12 Mayıs 2018 tarihinden beri Irak çalkantılı süreçten geçiyor. Bir türlü istikrara kavuşmayan Irak hükümeti; Erbil Kürt yönetimi ile kavgalı, ABD ile kürkün ve İran ile endişeli bir süreç yaşıyor. Üstelik hükümet yok, bir türlü kurulması için de gruplar arasından konsensüs gerçekleşmiyor.
Yolsuzluk, işsizlik ve kamu hizmetinin verilmediği gerekçesiyle 1 Ekim 2019 tarihinde Korona virüsünün ortaya çıkmamasına kadar Irak’ta ayaklanan başta gençler ve halk Başbakanın istifasına neden olmuş ve 2 Başbakana hükümeti kurma görevi teklif edilmiş, ikisinde hükümeti kuramamıştır. Dün 9 Nisan 2020 tarihinde Üçüncü kez Irak Cumhurbaşkanı bu defa tüm siyasi grupların anlaşmasıyla Irak Muhaberat Başkanı Mustafa el-Kazimi’ye hükümeti kurma görevini teklif etti. Hala Irak başsız yaşamaktadır…
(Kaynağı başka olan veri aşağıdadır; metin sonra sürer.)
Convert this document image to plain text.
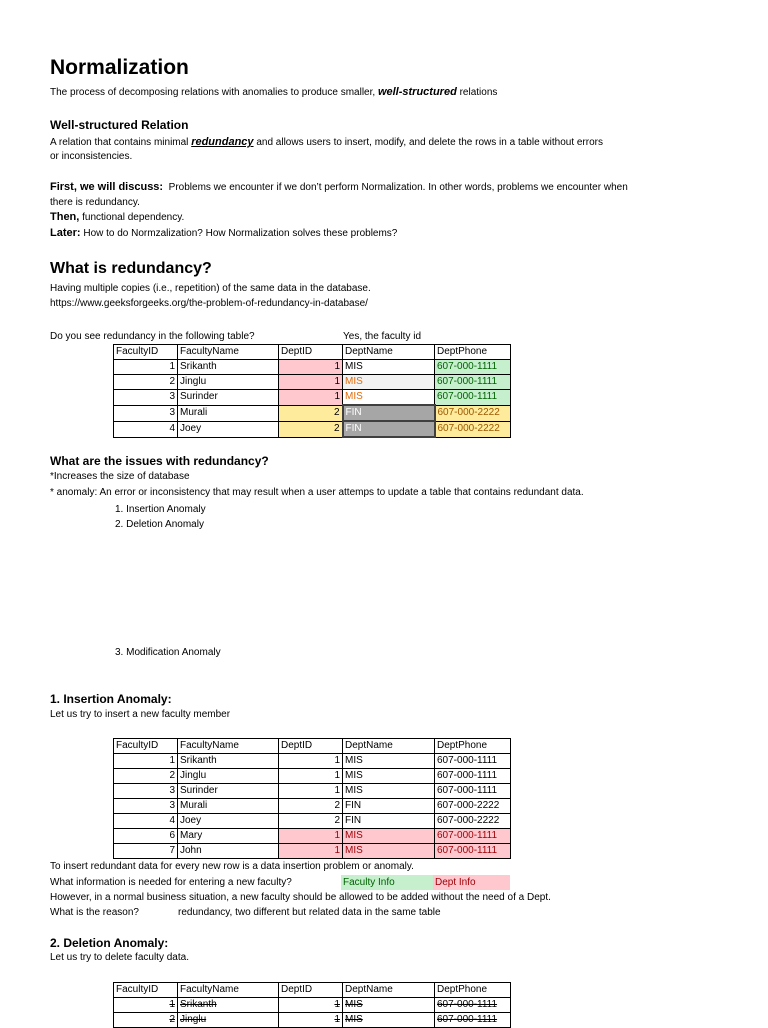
Normalization
The process of decomposing relations with anomalies to produce smaller, well-structured relations
Well-structured Relation
A relation that contains minimal redundancy and allows users to insert, modify, and delete the rows in a table without errors
or inconsistencies.
First, we will discuss: Problems we encounter if we don’t perform Normalization. In other words, problems we encounter when
there is redundancy.
Then, functional dependency.
Later: How to do Normzalization? How Normalization solves these problems?
What is redundancy?
Having multiple copies (i.e., repetition) of the same data in the database.
https://www.geeksforgeeks.org/the-problem-of-redundancy-in-database/
Do you see redundancy in the following table?	Yes, the faculty id
FacultyID	FacultyName	DeptID	DeptName	DeptPhone
1	Srikanth	1	MIS	607-000-1111
2	Jinglu	1	MIS	607-000-1111
3	Surinder	1	MIS	607-000-1111
3	Murali	2	FIN	607-000-2222
4	Joey	2	FIN	607-000-2222
What are the issues with redundancy?
*Increases the size of database
* anomaly: An error or inconsistency that may result when a user attemps to update a table that contains redundant data.
1. Insertion Anomaly
2. Deletion Anomaly
3. Modification Anomaly
1. Insertion Anomaly:
Let us try to insert a new faculty member
FacultyID	FacultyName	DeptID	DeptName	DeptPhone
1	Srikanth	1	MIS	607-000-1111
2	Jinglu	1	MIS	607-000-1111
3	Surinder	1	MIS	607-000-1111
3	Murali	2	FIN	607-000-2222
4	Joey	2	FIN	607-000-2222
6	Mary	1	MIS	607-000-1111
7	John	1	MIS	607-000-1111
To insert redundant data for every new row is a data insertion problem or anomaly.
What information is needed for entering a new faculty?	Faculty Info	Dept Info
However, in a normal business situation, a new faculty should be allowed to be added without the need of a Dept.
What is the reason?	redundancy, two different but related data in the same table
2. Deletion Anomaly:
Let us try to delete faculty data.
FacultyID	FacultyName	DeptID	DeptName	DeptPhone
1	Srikanth	1	MIS	607-000-1111
2	Jinglu	1	MIS	607-000-1111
Yeni yılın ilk günleri ile birlikte Irak’ta da Korona virüsün görünme ihtilaline karşı hiçbir önlem alınmamıştır. Mart ayında Irak’ta da ortaya çıkan Korona Virüsü Hükümeti ve Halkı ciddi tedirgin etmiştir. Irak hükümeti 44 Milyar ID (37 Milyar ABD doları) bir paket açıklasa da Irak’ta Koronavirüstan halk çok tedirgin ve önümüzdeki günler vakaların artırması söz konusu tahmin ediliyor.
Dünya yeniden şekillendiği bir sürece girdiğini kabul eden dünya liderleri Korona’dan sonra Dünya’da yaşam tarzı ve sistemi değişeceğine vurgu yapıyorlar. Dünya bir dijital sisteme geçeği ve yeniden dizaynı olacağını söylüyorlar. Dünya’da ve Irak’ta bu kadar önemli gelişmeler yaşanırken Irak’ta varlıkları 5 milyondan civarında olan Türkmenler ne yapıyor. Telafer’in istikrarı, Tuzhurmatu’nun geleceği, Erbil’de Türk varlığı ve Kerkük’ün statüsü ve Erbil yönetimine ilhak edilmemesi için ne gibi politikalar izleniyor. Plan ve projeler üzerinde çalışmalar yapılıyor mu? Yoksa yine siyasiler rant, mevki, yeni görevler peşindeler mi?
…İşte bu durumlar Koronavirüsün varlığıyla ile birlikte Türkmenleri tatmin edecek, güvenlik sahiline çıkarak bir yeni sistem ve yeni bir oluşum veya mevcut Sistem’in revize ve gözden geçirmeye ihtiyaç vardır…
17 yıl içerisinde Türkmen yetkilileri Kerkük ve Türkmenler için yapamadıklarını bundan sonra yapmaya çalışmalıdırlar. Yoksa halk artık ne siyasileri ne de birbirlerini af etmeyecektir.